Dirreskrimum Polda Metro Jaya Kombes Iman Imannudin menjelaskan di Mapolda Metro Jaya pada Rabu (18/3/2026) bahwa pada pukul 19.45 WIB, korban memasuki kantor YLBHI untuk mengikuti kegiatan podcast. Setelah keluar dari kantor tersebut, korban sudah mulai diikuti oleh terduga pelaku yang tak dikenal berdasarkan rekaman CCTV yang diambil.
Pelaku yang memantau di kantor YLBHI memberikan kode ke terduga pelaku lainnya bahwa korban sudah keluar. Kemudian, pelaku lainnya yang menjadi eksekutor penyiraman mengikuti korban. "Ini terlihat kalau kita lihat yang kami beri tanda. Ini adalah yang melihat situasi di kantor YLBHI untuk video satu, kemudian setelah diberi kode bahwa korban sudah keluar, mulai diikuti oleh salah satu motor yang ditunggangi dua orang yang kami duga sebagai eksekutor," ujarnya.
Selain itu, Polri juga melakukan kolaborasi dengan TNI terkait temuan kasus ini. Rekaman CCTV menunjukkan momen korban mengisi BBM di SPBU, di mana para pelaku juga berpencar melakukan pemantauan hingga menuju lokasi penyiraman.

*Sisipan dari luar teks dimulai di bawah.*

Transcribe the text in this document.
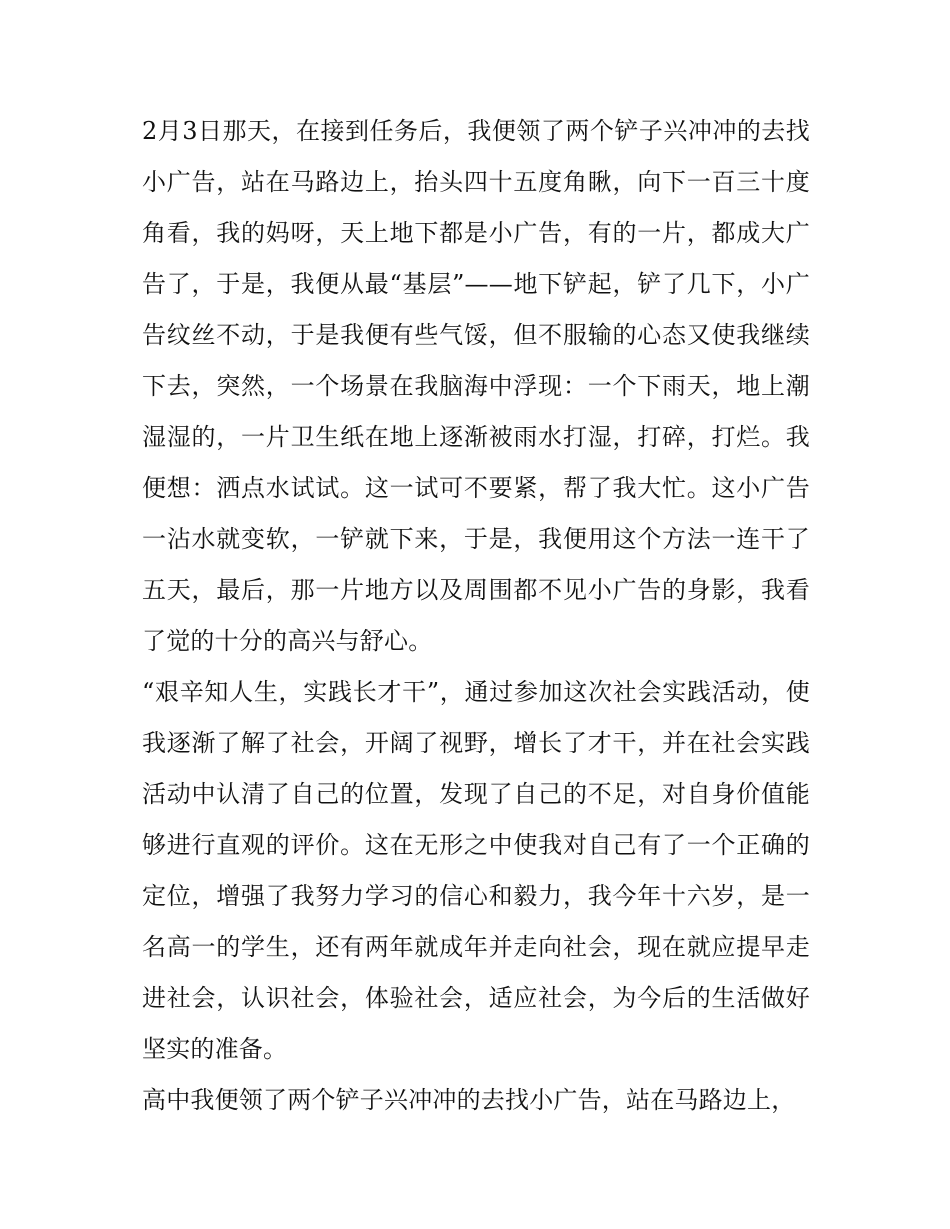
2月3日那天，在接到任务后，我便领了两个铲子兴冲冲的去找小广告，站在马路边上，抬头四十五度角瞅，向下一百三十度角看，我的妈呀，天上地下都是小广告，有的一片，都成大广告了，于是，我便从最“基层”——地下铲起，铲了几下，小广告纹丝不动，于是我便有些气馁，但不服输的心态又使我继续下去，突然，一个场景在我脑海中浮现：一个下雨天，地上潮湿湿的，一片卫生纸在地上逐渐被雨水打湿，打碎，打烂。我便想：洒点水试试。这一试可不要紧，帮了我大忙。这小广告一沾水就变软，一铲就下来，于是，我便用这个方法一连干了五天，最后，那一片地方以及周围都不见小广告的身影，我看了觉的十分的高兴与舒心。

“艰辛知人生，实践长才干”，通过参加这次社会实践活动，使我逐渐了解了社会，开阔了视野，增长了才干，并在社会实践活动中认清了自己的位置，发现了自己的不足，对自身价值能够进行直观的评价。这在无形之中使我对自己有了一个正确的定位，增强了我努力学习的信心和毅力，我今年十六岁，是一名高一的学生，还有两年就成年并走向社会，现在就应提早走进社会，认识社会，体验社会，适应社会，为今后的生活做好坚实的准备。

高中我便领了两个铲子兴冲冲的去找小广告，站在马路边上，
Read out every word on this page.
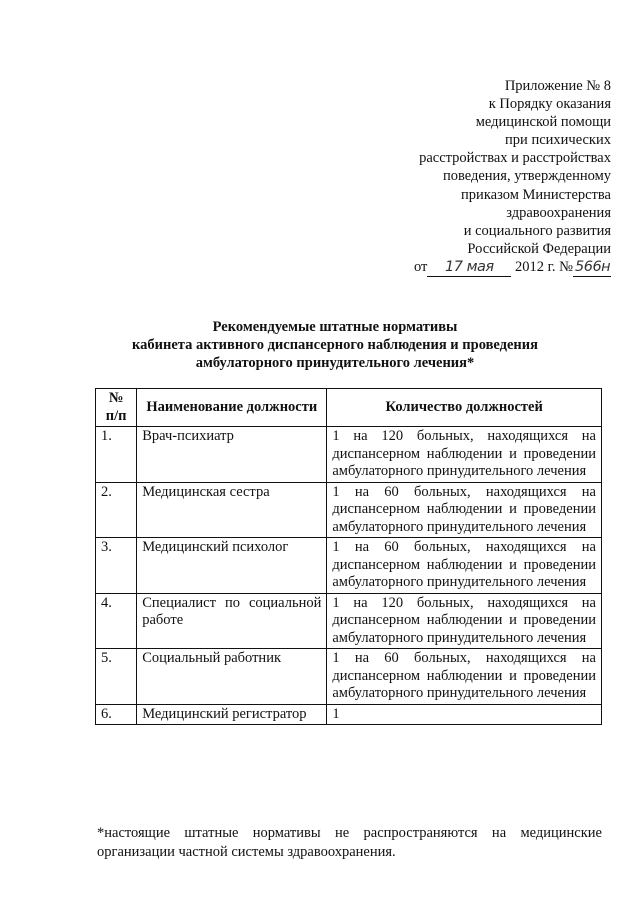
Приложение № 8
к Порядку оказания
медицинской помощи
при психических
расстройствах и расстройствах
поведения, утвержденному
приказом Министерства
здравоохранения
и социального развития
Российской Федерации
от 17 мая 2012 г. № 566н
Рекомендуемые штатные нормативы
кабинета активного диспансерного наблюдения и проведения
амбулаторного принудительного лечения*
№ п/п	Наименование должности	Количество должностей
1.	Врач-психиатр	1 на 120 больных, находящихся на диспансерном наблюдении и проведении амбулаторного принудительного лечения
2.	Медицинская сестра	1 на 60 больных, находящихся на диспансерном наблюдении и проведении амбулаторного принудительного лечения
3.	Медицинский психолог	1 на 60 больных, находящихся на диспансерном наблюдении и проведении амбулаторного принудительного лечения
4.	Специалист по социальной работе	1 на 120 больных, находящихся на диспансерном наблюдении и проведении амбулаторного принудительного лечения
5.	Социальный работник	1 на 60 больных, находящихся на диспансерном наблюдении и проведении амбулаторного принудительного лечения
6.	Медицинский регистратор	1
*настоящие штатные нормативы не распространяются на медицинские организации частной системы здравоохранения.
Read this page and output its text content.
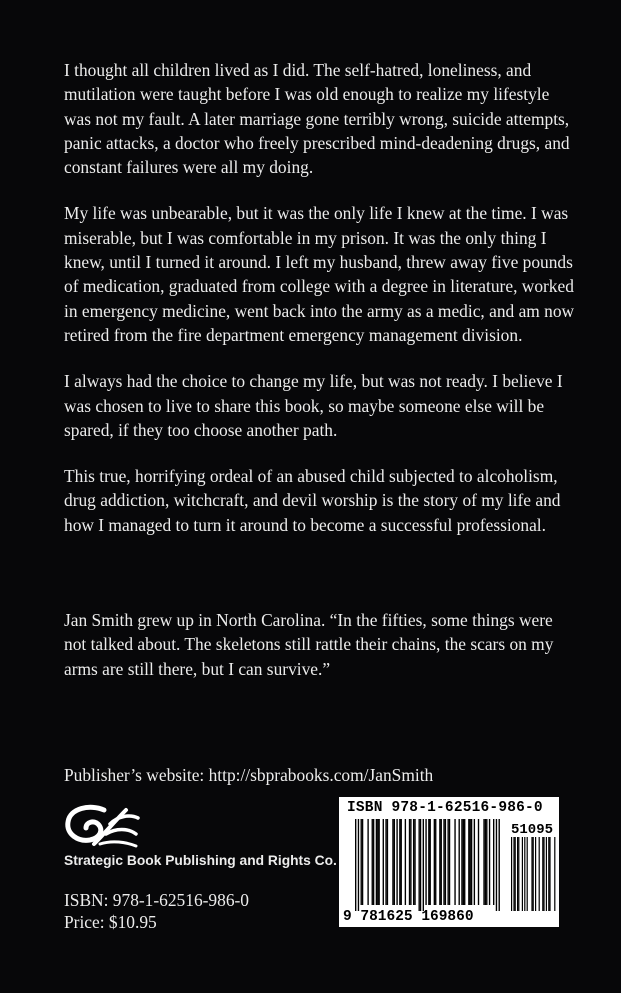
I thought all children lived as I did. The self-hatred, loneliness, and mutilation were taught before I was old enough to realize my lifestyle was not my fault. A later marriage gone terribly wrong, suicide attempts, panic attacks, a doctor who freely prescribed mind-deadening drugs, and constant failures were all my doing.

My life was unbearable, but it was the only life I knew at the time. I was miserable, but I was comfortable in my prison. It was the only thing I knew, until I turned it around. I left my husband, threw away five pounds of medication, graduated from college with a degree in literature, worked in emergency medicine, went back into the army as a medic, and am now retired from the fire department emergency management division.

I always had the choice to change my life, but was not ready. I believe I was chosen to live to share this book, so maybe someone else will be spared, if they too choose another path.

This true, horrifying ordeal of an abused child subjected to alcoholism, drug addiction, witchcraft, and devil worship is the story of my life and how I managed to turn it around to become a successful professional.

Jan Smith grew up in North Carolina. “In the fifties, some things were not talked about. The skeletons still rattle their chains, the scars on my arms are still there, but I can survive.”

Publisher’s website: http://sbprabooks.com/JanSmith

Strategic Book Publishing and Rights Co.

ISBN: 978-1-62516-986-0

Price: $10.95

51095
ISBN 978-1-62516-986-0
9 781625 169860
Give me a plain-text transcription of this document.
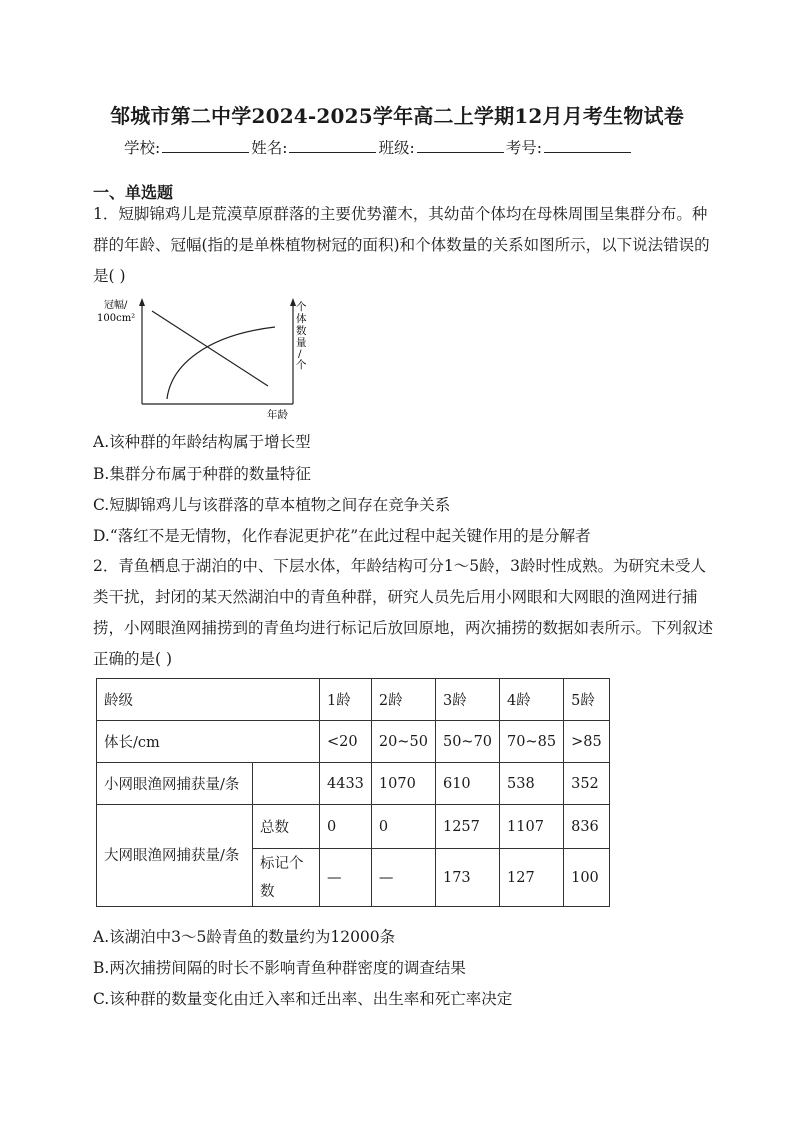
邹城市第二中学2024-2025学年高二上学期12月月考生物试卷
学校:	姓名:	班级:	考号:
一、单选题
1．短脚锦鸡儿是荒漠草原群落的主要优势灌木，其幼苗个体均在母株周围呈集群分布。种群的年龄、冠幅(指的是单株植物树冠的面积)和个体数量的关系如图所示，以下说法错误的是( )
冠幅/
100cm²
个
体
数
量
/
个
年龄
A.该种群的年龄结构属于增长型
B.集群分布属于种群的数量特征
C.短脚锦鸡儿与该群落的草本植物之间存在竞争关系
D.“落红不是无情物，化作春泥更护花”在此过程中起关键作用的是分解者
2．青鱼栖息于湖泊的中、下层水体，年龄结构可分1～5龄，3龄时性成熟。为研究未受人类干扰，封闭的某天然湖泊中的青鱼种群，研究人员先后用小网眼和大网眼的渔网进行捕捞，小网眼渔网捕捞到的青鱼均进行标记后放回原地，两次捕捞的数据如表所示。下列叙述正确的是( )
龄级		1龄	2龄	3龄	4龄	5龄
体长/cm		<20	20~50	50~70	70~85	>85
小网眼渔网捕获量/条		4433	1070	610	538	352
大网眼渔网捕获量/条	总数	0	0	1257	1107	836
	标记个数	—	—	173	127	100
A.该湖泊中3～5龄青鱼的数量约为12000条
B.两次捕捞间隔的时长不影响青鱼种群密度的调查结果
C.该种群的数量变化由迁入率和迁出率、出生率和死亡率决定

"Video dua, ketika korban mengisi BBM di SPBU juga termonitor. Ini adalah dua orang yang diduga melakukan eksekusi di TKP nanti, dengan kesesuaian antara pakaian dan kendaraan yang digunakan," kata Iman. Ia menambahkan, setelah dari SPBU sudah ada yang menunggu sebagai bagian dari kelompok terduga pelaku dengan kendaraan kedua yang melakukan pemantauan menuju arah TKP.
Rekaman CCTV selanjutnya menampilkan momen korban mengalami penyiraman air keras, di mana korban tampak meminggirkan motornya dan berteriak kesakitan.( Shofie ).